HARDBURLY — For several residents of Hardburly, life suddenly changed without warning last week, when a mudslide completely devastated their community. On the evening of May 28, folks living near Salyers Lane prepared to enjoy the Memorial Day weekend. On the morning of May 29, they were joining together in cleanup efforts and trying to recover from the aftermath of an avalanche.
“All I know is that it happens every time a really hard rain comes and usually it’s the people who live around that section that cleans it up themselves,” said Mary Lewis, who is a resident of Hardburly living near the area where the mudslide occurred.
The damage caused by the initial thrust of the slide is not the reason families in the community are continuing to shed tears more than a week later. They are upset because they have been told by Red Cross that they need to leave their homes in order to avoid the lurking threat of another, more powerful disaster.
“They wouldn’t say anything to me or my cousin as to how long the evacuation is going to be,” said Debbie Watts of Salyers Lane, “They told us they couldn’t help us with a hotel or food vouchers until the slide actually happened and it damaged our homes too. They did give assistance vouchers to those families directly in harm’s path, but as for me and the other family on Salyers Lane, they told us there was nothing they could do for us. They said if the slip shifted in any way it could possibly take out our homes, but we would have to wait and see if it did, and if it does, we will be homeless and lose everything we’ve worked so hard for.”

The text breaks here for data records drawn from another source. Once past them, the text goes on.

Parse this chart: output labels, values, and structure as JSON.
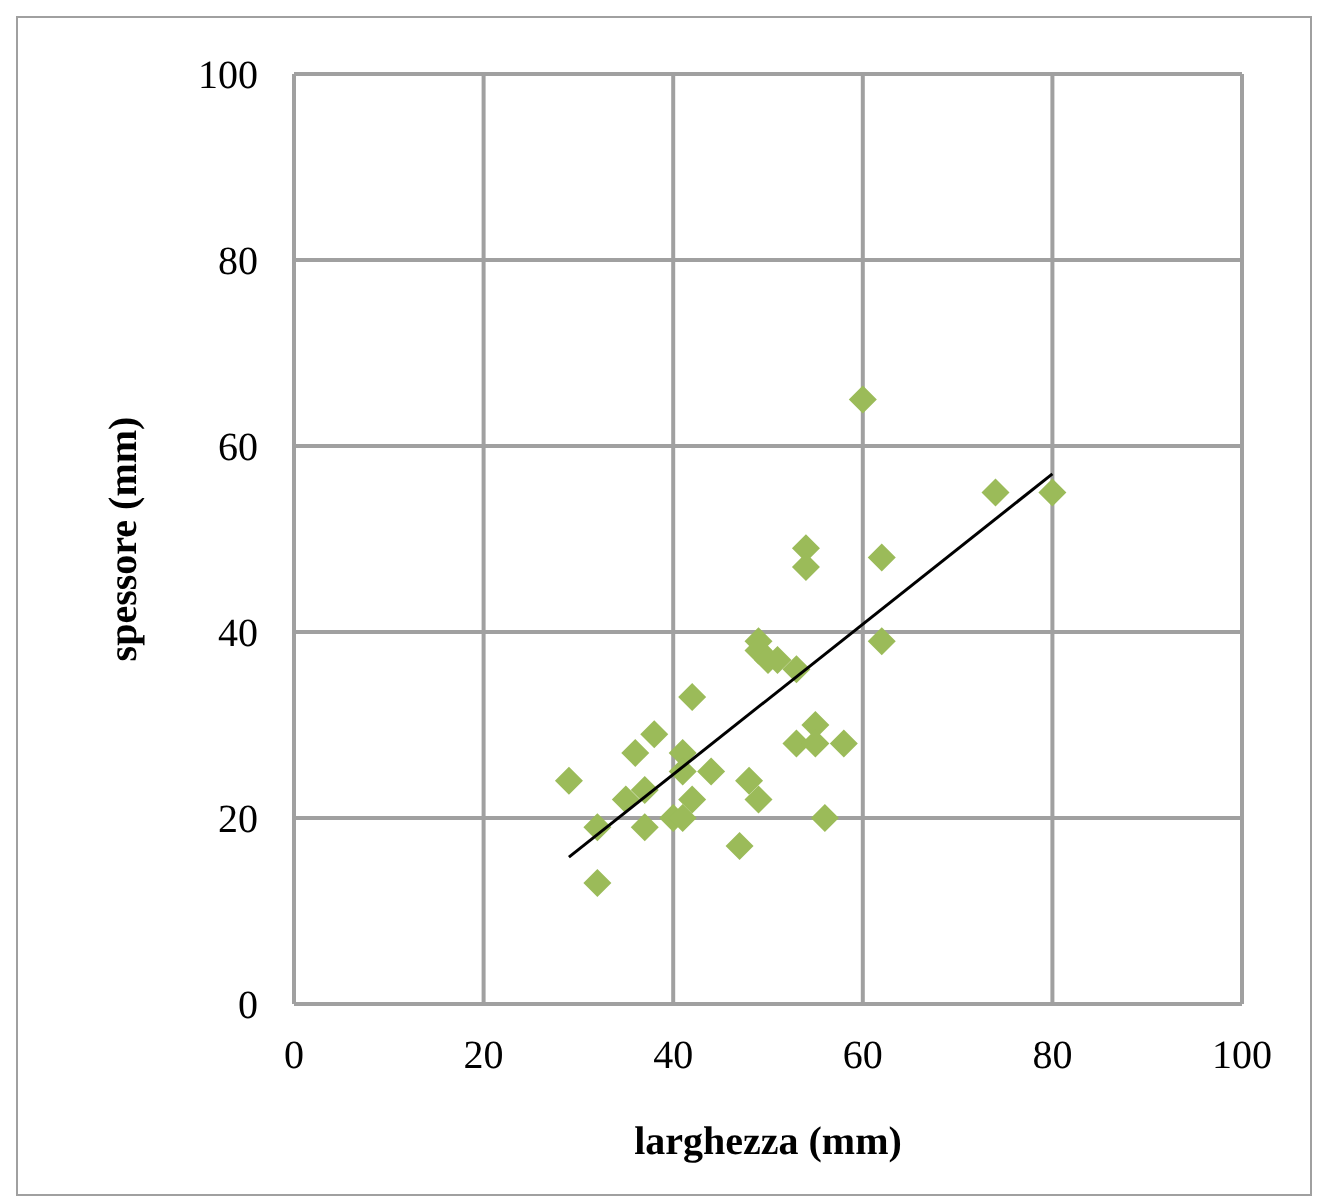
{
  "chart_data": {
    "type": "scatter",
    "xlabel": "larghezza (mm)",
    "ylabel": "spessore (mm)",
    "xlim": [
      0,
      100
    ],
    "xticks": [
      0,
      20,
      40,
      60,
      80,
      100
    ],
    "ylim": [
      0,
      100
    ],
    "yticks": [
      0,
      20,
      40,
      60,
      80,
      100
    ],
    "grid": true,
    "legend": false,
    "marker": "diamond",
    "series": [
      {
        "type": "scatter",
        "color": "#9bbb59",
        "x": [
          29,
          32,
          32,
          35,
          36,
          38,
          37,
          37,
          40,
          41,
          41,
          41,
          42,
          42,
          44,
          47,
          48,
          49,
          49,
          49,
          50,
          51,
          53,
          53,
          55,
          55,
          58,
          56,
          62,
          60,
          74,
          80,
          54,
          54,
          62
        ],
        "values": [
          24,
          19,
          13,
          22,
          27,
          29,
          23,
          19,
          20,
          20,
          27,
          25,
          33,
          22,
          25,
          17,
          24,
          22,
          39,
          38,
          37,
          37,
          36,
          28,
          30,
          28,
          28,
          20,
          39,
          65,
          55,
          55,
          49,
          47,
          48
        ]
      },
      {
        "type": "line",
        "color": "#000000",
        "marker": "none",
        "x": [
          29,
          80
        ],
        "values": [
          15.8,
          57
        ]
      }
    ]
  }
}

Hardburly’s history has been majorly defined by the mines. The community began as a coal camp, with a few of the houses from coal camp days still standing. For many years, Hardburly was home to one of the most fascinating coal tipples in the country. As it turns out, the recent decline in the coal industry has played a major role in chipping away the community it founded.
A couple of silt ponds above Hardburly that were built for the coal mines are now leaking into the ground and in danger of completely collapsing. Gas drilling has also occurred in the area. The situation is serious enough for the Red Cross to recommend an evacuation of all homes that sit within the direct path of mudslides that could result from the ponds’ collapse. Some citizens, however, have no plans of packing their bags.
“I’m not leaving my home,” said Julie Riley, “I have nowhere to go and no one to help me.”
Lack of help is a complaint voiced by many people near Salyers Lane. According to the citizens, not only do they need assistance with avoiding future mudslides, but they also need help recovering from the one which recently happened.
“It’s a dangerous game of wait and see what happens,” said Mindy Salyers, “They mine and put gas well after gas well here, and no one wants to help after a mistake they make causes good people to lose everything they have.”
“I just feel like we don’t matter to be honest,” said Debbie Watts, “I work very hard every day and I’m a single mother of two and I am helpless. I am heartbroken that I had to help my neighbors and a family I’ve known my entire life pack up and move. It’s ridiculous.”
According to the official Perry County Road Addressing Index, Salyers Lane is a county road, meaning that maintenance of the road is the Perry County Fiscal Court’s responsibility. Hardburly Rd., which residents refer to as Main Street, is a state highway. So the affected area sits along roads that fall within both state and county jurisdictions. More than a week after the mudslide struck Salyers Lane, residents remain uncertain as to when, or if, they will be able to once again rest comfortably in their homes.
In an interview with WYMT, Perry County Emergency Management Director Jerry Stacy said, “If it is mine related, we’re hoping that AML (The Division of Abandoned Mine Lands) will step up and do what needs to be done to make sure that that’s a safe situation moving forward.”
The Division of Abandoned Mine Lands pledged to send an inspector to assess the status of the ponds in question. The results of AML’s inspection are unknown at this time. EQT, which is the company responsible for the gas wells, has claimed that personnel found no damage to their wells as result of the slide. The Hazard Herald will follow-up with an update on this story when the Division of Abandoned Mine Lands releases its findings.
“We really won’t know anything until Abandoned Mines and EQT quit fighting over whose fault it was,” said Salyers.
Meanwhile, the people of Salyers Lane are left with homes that continue to stand, yet they are deemed dangerous to live in. Their road is still reeling from the treachery of disaster. They are searching for answers and they want to know that they matter to those who are responsible for helping them. For the families living near Salyers Lane in Hardburly, times are much tougher than they were a few days ago.
“I did leave my home and go to a motel, which was paid for out of my own pocket,” Debbie Watts said, “But now I’m out of money and can no longer afford it, so I don’t know what my kids and I are going to do. We are trying to stay with relatives or whoever can make room for us.”